Como consequência, os pequenos, sem viverem privações, frustrações e, muitas vezes, castrações, seguem firmes como ditadores da nova geração. Crianças e adolescentes cada vez mais mimados e egoístas por falta da presença de pais e mães em suas funções de autoridade simbólica. Os avós, que sempre tiveram importância na transmissão geracional familiar, perdem a cada dia essa função. Eles apenas sussurram baixinho com medo de serem repreendidos pelos filhos doutores: “meus filhos não conseguem ser pais”. No mais, para sobreviver como avós, seguem também mimando os netos sem questionar os ditames do novo mundo. Só lhes resta dar o bem. Não há espaço para uma palavra necessária quando o excesso se mostra. Avós sem voz na participação tão importante da transmissão dos valores para os netos. Perderam para a ciência, que a cada dia vem ocupando o lugar de referência nos jovens pais. A medicina exercendo cada vez mais seu poder através dos diagnósticos e pesquisas científicas sofisticadas sobre as novas patologias. É só observar o volume de farmácias e de medicamentos em escala estratosférica para tratar as “novas doenças”. Das falhas próprias do humano, sempre surge uma nova medicação para remediar esse pequeno ser, voltando à sua perfeição esperada e idealizada. A lista não para de crescer: alergias de toda ordem a inúmeros alimentos, TDAH, Transtornos Mentais de Desenvolvimento e por aí afora…
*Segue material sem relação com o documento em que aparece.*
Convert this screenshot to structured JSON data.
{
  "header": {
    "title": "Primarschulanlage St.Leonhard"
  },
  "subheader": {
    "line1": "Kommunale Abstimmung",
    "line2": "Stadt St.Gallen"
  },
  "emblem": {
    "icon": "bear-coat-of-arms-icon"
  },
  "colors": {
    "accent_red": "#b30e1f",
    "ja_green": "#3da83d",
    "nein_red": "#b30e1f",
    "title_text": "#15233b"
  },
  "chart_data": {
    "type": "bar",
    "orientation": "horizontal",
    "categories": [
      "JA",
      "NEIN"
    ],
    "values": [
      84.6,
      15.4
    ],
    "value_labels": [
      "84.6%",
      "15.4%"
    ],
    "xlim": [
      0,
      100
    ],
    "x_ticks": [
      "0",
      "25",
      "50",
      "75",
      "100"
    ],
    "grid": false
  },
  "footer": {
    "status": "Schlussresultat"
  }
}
Eis que, de repente, o real eclode com força, através de um vírus poderoso que vem abalar toda a engrenagem posta no mundo. O que advém daí? Pais e filhos isolados dentro de casa, num encontro inusitado e inesperado. Pais que vão se deparar em breve com as dificuldades de seus filhos em viver privações, mas agora sem a alternativa de terceirizar os limites. Seus filhos serão obrigados, pela contingência da epidemia, a se submeterem, tanto pela sua sobrevivência, quanto de terceiros próximos, especialmente seus avós. Freud disse em seu magistral texto “ O Mal-Estar na Civilização” que para construirmos a civilização é necessária a renúncia parcial da satisfação pulsional. Será que o novo Coronavírus pode provocar, pelo encontro real dos pais com os filhos em seus espaços privados, a colocação dos limites, da Lei do interdito tão necessária ao pacto civilizatório? Afinal, depois de dias e meses juntos no privado de suas casas, será que os pais poderão ver, pela vivência real, a queda dos véus da projeção de seus ideais nos filhos? Mas que ideais? Não seria o de ter filhos sem falhas, os bem sucedidos? Ver as falhas no filho não será justamente a ruptura da alienação ditada pelo imperativo do Mercado que imprime a lógica do objeto mercadoria de sucesso? Não será por isso que assistimos à renúncia de toda uma geração de pais em autorizar-se a colocar limites, a exercer a função de Lei simbólica para os filhos? Portanto, será que essa pandemia poderá trazer alguma mudança nas relações entre pais e filhos pelo corte real da engrenagem, posta até então no mundo? São questões que só o tempo poderá responder sobre os efeitos dessa experiência inédita que fez a terra parar.